Yvonne Wake discusses the importance of eating together – for health and family life.
The role of the family as it relates to nutritional intake in today’s society is becoming a fairly complex one. We seldom make use of a shared meal to punctuate the day and celebrate the great occasions of life, and gone are the days at home when we waited for everyone to come to the table before starting to eat. Unfortunately, family life as we know it has ceased to exist for a large majority of people. It has been suggested that family breakdown in the UK is ‘as big a threat to our society as terrorism, street crime or drugs’. Marriage is no longer fashionable for many, and figures show that weddings taking place are at their lowest level for 144 years. Indeed a recent news report suggested that fewer than two in three grow up in a traditional family compared to nearly three quarters of children when the current government came to power. Furthermore, the latest report on social trends suggests that 24% of children are growing up in one parent families, whereas in the 1950’s, 90% of children in Britain lived with both parents. Are these details relevant to nutritional intake? Well yes in many ways they are. Food is an integral part of our existence, and sociological literature relating to food suggests that factors such as preparing and sharing a meal at home are likely to be important influences in a child’s development, and that a meal is a physical event where everything is prepared and confined by social initiatives.

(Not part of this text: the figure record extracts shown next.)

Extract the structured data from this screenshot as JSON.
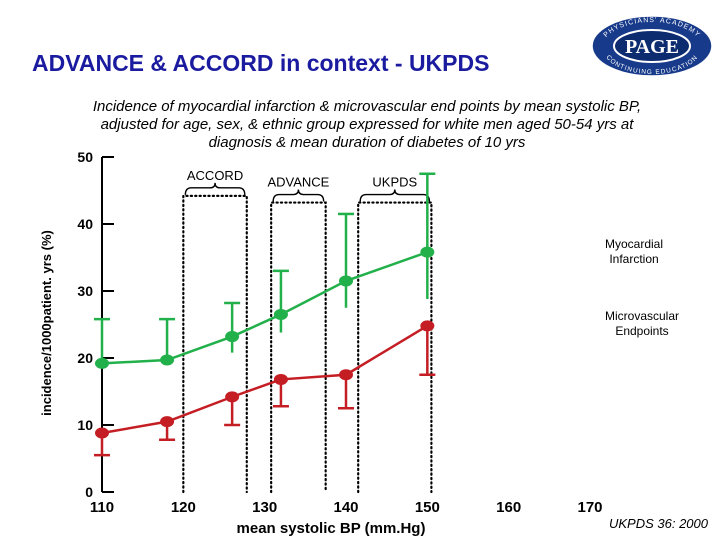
{
  "slide": {
    "title": "ADVANCE & ACCORD in context - UKPDS",
    "subtitle_lines": [
      "Incidence of myocardial infarction & microvascular end points by mean systolic BP,",
      "adjusted for age, sex, & ethnic group expressed for white men aged 50-54 yrs at",
      "diagnosis & mean duration of diabetes of 10 yrs"
    ],
    "citation": "UKPDS 36: 2000",
    "logo": {
      "name": "PAGE",
      "ring_top": "PHYSICIANS' ACADEMY",
      "ring_bottom": "CONTINUING EDUCATION"
    }
  },
  "colors": {
    "title": "#1b1ba0",
    "myocardial_infarction": "#22b04a",
    "microvascular": "#c41e24",
    "box": "#000000"
  },
  "chart_data": {
    "type": "line",
    "xlabel": "mean systolic BP (mm.Hg)",
    "ylabel": "incidence/1000patient. yrs (%)",
    "xlim": [
      110,
      170
    ],
    "ylim": [
      0,
      50
    ],
    "x_ticks": [
      110,
      120,
      130,
      140,
      150,
      160,
      170
    ],
    "y_ticks": [
      0,
      10,
      20,
      30,
      40,
      50
    ],
    "grid": false,
    "series": [
      {
        "name": "Myocardial Infarction",
        "color": "#22b04a",
        "label_lines": [
          "Myocardial",
          "Infarction"
        ],
        "points": [
          {
            "x": 110,
            "y": 19.2,
            "lo": 19.2,
            "hi": 25.8
          },
          {
            "x": 118,
            "y": 19.7,
            "lo": 19.7,
            "hi": 25.8
          },
          {
            "x": 126,
            "y": 23.2,
            "lo": 20.8,
            "hi": 28.2
          },
          {
            "x": 132,
            "y": 26.5,
            "lo": 23.8,
            "hi": 33.0
          },
          {
            "x": 140,
            "y": 31.5,
            "lo": 27.5,
            "hi": 41.5
          },
          {
            "x": 150,
            "y": 35.8,
            "lo": 28.8,
            "hi": 47.5
          }
        ]
      },
      {
        "name": "Microvascular Endpoints",
        "color": "#c41e24",
        "label_lines": [
          "Microvascular",
          "Endpoints"
        ],
        "points": [
          {
            "x": 110,
            "y": 8.8,
            "lo": 5.5,
            "hi": 8.8
          },
          {
            "x": 118,
            "y": 10.5,
            "lo": 7.8,
            "hi": 10.5
          },
          {
            "x": 126,
            "y": 14.2,
            "lo": 10.0,
            "hi": 14.2
          },
          {
            "x": 132,
            "y": 16.8,
            "lo": 12.8,
            "hi": 16.8
          },
          {
            "x": 140,
            "y": 17.5,
            "lo": 12.5,
            "hi": 17.5
          },
          {
            "x": 150,
            "y": 24.8,
            "lo": 17.5,
            "hi": 24.8
          }
        ]
      }
    ],
    "brackets": [
      {
        "label": "ACCORD",
        "x_from": 120.0,
        "x_to": 127.8,
        "y_top": 44.2,
        "y_bottom": 0
      },
      {
        "label": "ADVANCE",
        "x_from": 130.8,
        "x_to": 137.5,
        "y_top": 43.2,
        "y_bottom": 0
      },
      {
        "label": "UKPDS",
        "x_from": 141.5,
        "x_to": 150.5,
        "y_top": 43.2,
        "y_bottom": 0
      }
    ]
  }
}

Dietary intake in the UK is a major cause for concern and there is much debate relating to obesogenic environments as well as the consumption of excess calories and exceeding recommended intakes of total fat, sugar and salt. The family environment is one of the strongest determinants of dietary behaviour which is expressed through a parent’s belief on good or bad food intakes, parents also influence a child’s exposure to certain foods as well as where the food is eaten, i.e. at the table, or in front of the television. A family environment is also where we learn to socialise with others and understand dietary disciplines such as not eating too fast, waiting for others to finish before leaving the table, and simple things like not speaking with a mouth full of food. From an emotional standpoint, studies have shown that children who frequently ate with their families have better results at school, are less depressed, less likely to drink alcohol, smoke, or use marijuana than children who ate with their families less than twice a week. Children thrive on routines which make them feel secure and loved. Regular meal times all together (regardless of whether the meal is a pizza or a freshly prepared roast dinner) give children the opportunity to discuss problems with family members; it relaxes and encourages them to wind down. They are better friends with their siblings and learn to respect others around the table. Talking to teenagers over dinner is a great way of gaining trust and they are more likely to talk about things that could sometimes feel uncomfortable.
Eating family meals is also associated with better intakes of fruit and vegetables and a lower intake of fried foods, and the influence on adolescent eating patterns is considerable, for example, when children do not eat around a family table, they are more likely to eat ready-made meals of poorer nutritional value.
The old adage of ‘the family that eats together, stays together’ is ringing in my ears, but in today’s hectic world, the family food environment must be seen within the context of our modern society of long working hours, working mothers, increasing numbers of single-parent homes, fewer meals shared as a family because of the growing trend to eat out, as well as modern family habits which are fundamentally different from those of the last generation. There is also an impact on family eating habits as it relates to culture, traditions, religious practices, race, and ethnicity. Our modern world of eating at our desk as we work, in the car, on the move, or just skipping meals because we are so busy, affects us all.
The good news however, is that a first date with that special person still usually means going out for dinner, so all good there. But even better would be to take mum out to celebrate Mothers Day. A sure way to score extra brownie points! You know it makes healthy sense!